It's getting warmer, have you noticed? Everything is getting greener and more colorful and more 'bloomy'. There are bugs shagging everywhere (I've even seen two ladybugs doing it this past week) and birds are cheerfully chirping their spring symphony with full force. Lovely, right? Just warms your heart, right? Nobody can find anything wrong with this picture, right? Wrong. I can. Sure, all of the spring paraphernalia is great but along with all the bugs and the birds, yet another breed of animals came out of hibernation — hordes of Homo sapiens cubs. And they've all come to play outside MY window. Thanks, spring.
Unlike spring, winter was enchantingly silent. Nobody was using the slide and fell off its ladder and then screamed like a little psycho maniac as if they've at least cracked open their skull. Nobody was using the monkey bars either and fell off them and then screamed like a little psycho maniac as if they've at least torn off a limb. And for sure nobody used the swing from which oddly enough nobody fells but the damn thing squeals all on its own with each swing so frigging bad even gutted pigs would feel sorry for it. One day, I'd had it with the cursed squeaking and I went and WD-40-ed the shit out of the damn joints and now it's a tad better.
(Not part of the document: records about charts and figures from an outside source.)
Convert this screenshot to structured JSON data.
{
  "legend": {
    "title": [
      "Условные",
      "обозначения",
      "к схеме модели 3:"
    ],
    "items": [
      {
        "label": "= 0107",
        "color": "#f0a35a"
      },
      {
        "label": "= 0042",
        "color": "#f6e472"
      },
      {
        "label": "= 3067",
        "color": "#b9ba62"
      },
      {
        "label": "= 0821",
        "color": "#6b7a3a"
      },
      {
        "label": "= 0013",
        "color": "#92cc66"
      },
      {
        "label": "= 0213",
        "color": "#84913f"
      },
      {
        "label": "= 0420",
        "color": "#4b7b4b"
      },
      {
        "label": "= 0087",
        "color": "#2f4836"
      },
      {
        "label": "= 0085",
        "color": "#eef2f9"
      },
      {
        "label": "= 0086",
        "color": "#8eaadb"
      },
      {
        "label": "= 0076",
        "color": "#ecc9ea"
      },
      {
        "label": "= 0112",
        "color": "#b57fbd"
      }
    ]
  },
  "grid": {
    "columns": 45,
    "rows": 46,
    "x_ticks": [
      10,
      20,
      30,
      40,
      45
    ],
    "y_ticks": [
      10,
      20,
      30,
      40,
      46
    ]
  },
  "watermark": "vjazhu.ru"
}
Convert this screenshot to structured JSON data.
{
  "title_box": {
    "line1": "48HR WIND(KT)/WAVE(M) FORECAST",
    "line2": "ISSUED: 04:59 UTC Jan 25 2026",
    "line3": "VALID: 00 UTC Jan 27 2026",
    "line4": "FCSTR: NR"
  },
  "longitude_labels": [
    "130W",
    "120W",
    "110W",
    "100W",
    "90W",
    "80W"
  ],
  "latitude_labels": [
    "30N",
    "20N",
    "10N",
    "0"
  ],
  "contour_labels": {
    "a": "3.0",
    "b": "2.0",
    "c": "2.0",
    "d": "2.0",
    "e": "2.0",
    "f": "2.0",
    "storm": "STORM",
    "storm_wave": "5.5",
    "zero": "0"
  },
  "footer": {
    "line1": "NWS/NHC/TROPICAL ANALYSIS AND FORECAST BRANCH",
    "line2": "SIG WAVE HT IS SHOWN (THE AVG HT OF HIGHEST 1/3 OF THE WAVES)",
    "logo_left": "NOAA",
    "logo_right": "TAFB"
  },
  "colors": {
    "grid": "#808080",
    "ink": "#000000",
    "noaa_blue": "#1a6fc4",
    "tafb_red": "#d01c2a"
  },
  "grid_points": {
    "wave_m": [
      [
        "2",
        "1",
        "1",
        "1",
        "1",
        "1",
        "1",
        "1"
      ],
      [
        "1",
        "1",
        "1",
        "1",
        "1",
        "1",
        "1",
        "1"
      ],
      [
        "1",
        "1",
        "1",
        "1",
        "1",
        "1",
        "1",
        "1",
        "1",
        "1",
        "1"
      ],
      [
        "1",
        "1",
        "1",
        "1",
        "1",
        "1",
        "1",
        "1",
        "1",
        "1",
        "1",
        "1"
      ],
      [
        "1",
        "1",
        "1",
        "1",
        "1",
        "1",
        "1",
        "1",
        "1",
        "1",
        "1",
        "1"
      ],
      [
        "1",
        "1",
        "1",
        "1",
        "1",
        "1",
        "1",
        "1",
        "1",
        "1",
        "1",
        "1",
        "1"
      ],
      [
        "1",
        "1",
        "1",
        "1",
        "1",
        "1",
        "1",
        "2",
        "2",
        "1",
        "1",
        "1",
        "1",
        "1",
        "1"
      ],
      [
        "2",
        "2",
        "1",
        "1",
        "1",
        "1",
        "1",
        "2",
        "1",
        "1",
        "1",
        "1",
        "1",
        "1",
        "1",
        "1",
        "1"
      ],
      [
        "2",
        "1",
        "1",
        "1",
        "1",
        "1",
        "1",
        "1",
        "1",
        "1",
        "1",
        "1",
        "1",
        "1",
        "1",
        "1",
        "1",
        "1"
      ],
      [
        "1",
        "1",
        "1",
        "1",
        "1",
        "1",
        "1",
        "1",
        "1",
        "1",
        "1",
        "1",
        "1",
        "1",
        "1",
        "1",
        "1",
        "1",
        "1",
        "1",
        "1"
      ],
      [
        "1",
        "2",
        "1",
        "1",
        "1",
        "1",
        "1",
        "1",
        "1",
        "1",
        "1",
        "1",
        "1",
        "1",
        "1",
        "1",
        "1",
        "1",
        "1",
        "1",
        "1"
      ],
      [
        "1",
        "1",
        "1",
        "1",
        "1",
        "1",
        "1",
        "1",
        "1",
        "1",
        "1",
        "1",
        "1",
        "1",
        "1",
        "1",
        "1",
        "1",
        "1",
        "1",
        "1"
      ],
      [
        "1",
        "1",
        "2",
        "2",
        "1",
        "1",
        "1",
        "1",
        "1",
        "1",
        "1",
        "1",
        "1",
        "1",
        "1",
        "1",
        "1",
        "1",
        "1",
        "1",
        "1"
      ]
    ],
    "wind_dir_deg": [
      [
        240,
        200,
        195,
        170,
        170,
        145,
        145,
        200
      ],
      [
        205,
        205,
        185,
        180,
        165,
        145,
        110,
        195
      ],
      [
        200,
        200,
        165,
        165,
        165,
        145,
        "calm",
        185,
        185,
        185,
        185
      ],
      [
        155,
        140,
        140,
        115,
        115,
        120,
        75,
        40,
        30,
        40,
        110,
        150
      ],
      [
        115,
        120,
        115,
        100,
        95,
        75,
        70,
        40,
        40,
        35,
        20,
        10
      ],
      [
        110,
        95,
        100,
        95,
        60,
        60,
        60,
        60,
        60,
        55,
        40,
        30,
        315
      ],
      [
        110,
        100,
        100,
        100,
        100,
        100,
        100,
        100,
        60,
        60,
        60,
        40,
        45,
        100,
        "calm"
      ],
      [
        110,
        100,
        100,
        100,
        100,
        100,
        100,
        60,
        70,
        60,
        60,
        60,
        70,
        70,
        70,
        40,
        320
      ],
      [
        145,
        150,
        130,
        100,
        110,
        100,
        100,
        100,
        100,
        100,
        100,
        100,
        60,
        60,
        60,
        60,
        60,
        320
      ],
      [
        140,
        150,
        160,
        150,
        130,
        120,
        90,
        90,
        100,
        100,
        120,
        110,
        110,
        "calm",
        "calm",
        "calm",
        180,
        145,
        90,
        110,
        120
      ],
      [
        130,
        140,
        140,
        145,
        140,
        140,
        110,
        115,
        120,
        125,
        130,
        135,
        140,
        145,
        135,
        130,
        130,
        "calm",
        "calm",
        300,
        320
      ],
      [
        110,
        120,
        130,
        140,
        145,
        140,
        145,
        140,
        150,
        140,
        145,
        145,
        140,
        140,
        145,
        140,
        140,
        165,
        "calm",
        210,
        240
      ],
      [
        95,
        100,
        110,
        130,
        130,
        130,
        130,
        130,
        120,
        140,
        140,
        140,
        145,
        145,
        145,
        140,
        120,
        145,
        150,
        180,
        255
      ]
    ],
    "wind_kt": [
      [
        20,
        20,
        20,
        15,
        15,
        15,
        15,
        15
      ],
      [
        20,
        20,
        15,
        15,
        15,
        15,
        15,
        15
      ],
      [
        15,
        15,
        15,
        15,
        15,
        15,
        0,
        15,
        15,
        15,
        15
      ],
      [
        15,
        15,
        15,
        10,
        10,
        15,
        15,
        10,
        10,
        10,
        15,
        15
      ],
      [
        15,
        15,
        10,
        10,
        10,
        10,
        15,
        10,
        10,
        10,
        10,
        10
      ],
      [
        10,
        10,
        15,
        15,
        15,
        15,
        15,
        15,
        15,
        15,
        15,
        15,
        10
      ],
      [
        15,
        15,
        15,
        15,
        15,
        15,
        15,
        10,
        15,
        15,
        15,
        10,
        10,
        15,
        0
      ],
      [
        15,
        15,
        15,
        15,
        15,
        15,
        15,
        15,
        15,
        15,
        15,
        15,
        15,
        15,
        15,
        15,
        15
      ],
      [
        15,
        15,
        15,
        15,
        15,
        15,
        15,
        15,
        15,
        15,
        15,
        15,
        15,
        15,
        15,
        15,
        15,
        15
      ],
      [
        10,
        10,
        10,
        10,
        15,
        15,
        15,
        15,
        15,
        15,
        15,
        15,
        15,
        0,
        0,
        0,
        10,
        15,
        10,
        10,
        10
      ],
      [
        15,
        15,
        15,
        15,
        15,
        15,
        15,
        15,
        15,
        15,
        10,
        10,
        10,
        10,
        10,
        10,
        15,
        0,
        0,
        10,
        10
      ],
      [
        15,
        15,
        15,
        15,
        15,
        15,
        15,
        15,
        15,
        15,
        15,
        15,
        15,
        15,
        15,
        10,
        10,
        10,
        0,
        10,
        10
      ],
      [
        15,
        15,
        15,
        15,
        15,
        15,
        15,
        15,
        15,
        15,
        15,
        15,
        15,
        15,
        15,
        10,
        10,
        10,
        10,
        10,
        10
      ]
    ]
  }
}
But unfortunately I can't WD-40 children. Maybe I could Mace them, although I don't think that would help with the squealing, but WD-40 is definitely out of the questions.
Since a can of good old WD-40 won't do, I — cross my heart — almost called an exorcist a couple of times this past week because the infernal screaming was just too . . . well, hellish, but thanks to this yelling of demonic proportions, I overheard something which made me pretty damn happy. Remember the two kids who live above me from this post? Well, they were at it again.
The two gremlins were swinging away on the swing, when all of a sudden one of them, the boy, decided to add to the squeaking of the swing and screamed: "THE FIRST ONE WHO SITS ON A BIKE WINS!!!" And with that, he ran off to his blue bike which was about 30 of his steps away from the swings, right next to his sister's pink bike. All the while, his sister was carelessly swinging and watching her brother run like a little wheezy troll completely unfazed by his provocation.
When he finally got to his bike, he grabbed it and jumped on it and yelled out: "I WIN!!!"
His sister, still swinging, said quietly with an ice-cold voice: "First one who sits on a swing wins."
I thought that the woman who bit her cheating husband's penis off was a genius, but this was better. I almost went out and high-five-ed the girl, while her brother almost started crying. Typical.
Then the boy ran up to our building and started relentlessly calling his dad. When he called out DAAAAAAAAAAAD for the 27th time, dad finally came.
"What? What is it??"
"Umm . . . I'm hot. I want to take off my jacket."
A brief moment of silence. "Well, just take it off then!!"
Notice, how the BOY came and asked that, not the girl? Talk about female supremacy. Girls really should rule the world. And one day they will. Without all the screaming.